Arden continued to accuse Silas of misappropriation in the malpractice suit long after he learned that the allegations were baseless. This supports the bankruptcy court's conclusion that Arden “kept [these] allegations in the suit because the presence of those serious allegations of misconduct would make it more likely that [Silas] ․ might settle.” While Arden said he left the allegations in by mistake, the court found this explanation “not credible.” See In re Su, 290 F.3d at 1146 n.6 (explaining that a court need not accept the debtor's assertions about his motive as true). What's more, Arden gathered almost no evidence for the malpractice case before the discovery deadline, further supporting the court's finding that Arden knew the claims were meritless. The court concluded on the basis of its findings that Arden acted with “a specific intent to harm,” and thus, willfully. That was not error.

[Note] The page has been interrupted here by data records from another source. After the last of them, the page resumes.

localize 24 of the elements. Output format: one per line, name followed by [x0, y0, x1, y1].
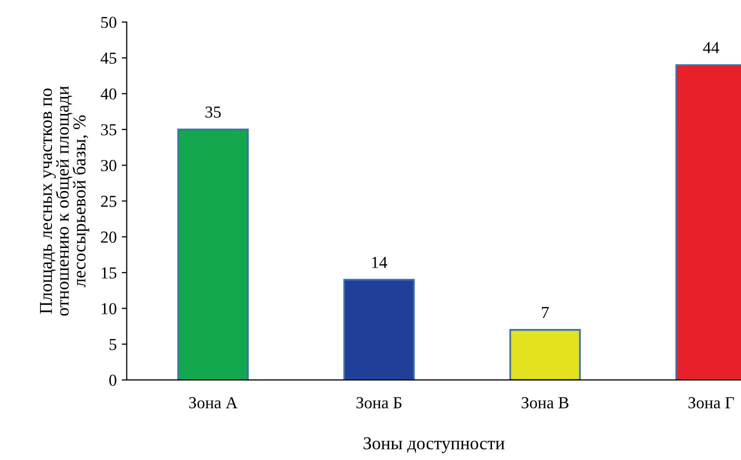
y-tick-label: 40: [100, 88, 116, 100]
x-tick-label: Зона А: [189, 397, 238, 408]
x-tick-label: Зона Г: [688, 397, 734, 408]
bar: [177, 128, 249, 380]
y-tick-label: 5: [110, 339, 116, 350]
y-tick-label: 35: [101, 124, 116, 136]
y-tick-label: 0: [109, 374, 116, 386]
y-tick-label: 45: [100, 52, 116, 64]
x-axis-title: Зоны доступности: [364, 437, 504, 454]
y-tick-label: 20: [101, 232, 116, 243]
y-tick-label: 30: [101, 160, 116, 172]
bar: [509, 329, 581, 380]
y-tick-label: 10: [102, 303, 116, 314]
data-label: 14: [372, 256, 388, 268]
y-tick-label: 25: [101, 196, 116, 207]
y-tick-label: 50: [101, 16, 116, 28]
data-label: 35: [206, 106, 221, 118]
x-tick-label: Зона Б: [356, 397, 402, 408]
bar: [343, 278, 415, 380]
y-tick-label: 15: [102, 267, 116, 279]
y-axis-title: Площадь лесных участков по отношению к общей площади лесосырьевой базы, %: [40, 86, 90, 316]
data-label: 7: [542, 307, 549, 318]
x-tick-label: Зона В: [522, 397, 568, 408]
data-label: 44: [703, 42, 720, 54]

Filing Fee. The Federal Rules of Appellate Procedure require “the appellant” to “pay the district clerk all required fees” after the circuit has granted permission to hear an appeal. Fed. R. App. P. 5(d)(1). This rule expressly applies to a “direct appeal by permission under 28 U.S.C. § 158(d)(2).” Fed. R. App. P. 6(c)(1)(B) (“[A]s used in any applicable rule, ‘district court’ or ‘district clerk’ includes—to the extent appropriate—a bankruptcy court or bankruptcy appellate panel or its clerk․”). It makes no difference that Silas was the one who sought to have this court directly hear the appeal that Arden had taken to the bankruptcy appellate panel. As “the appellant” of the bankruptcy court decision, Arden is responsible under Rule 5(d)(1) for paying the fee associated with his appeal.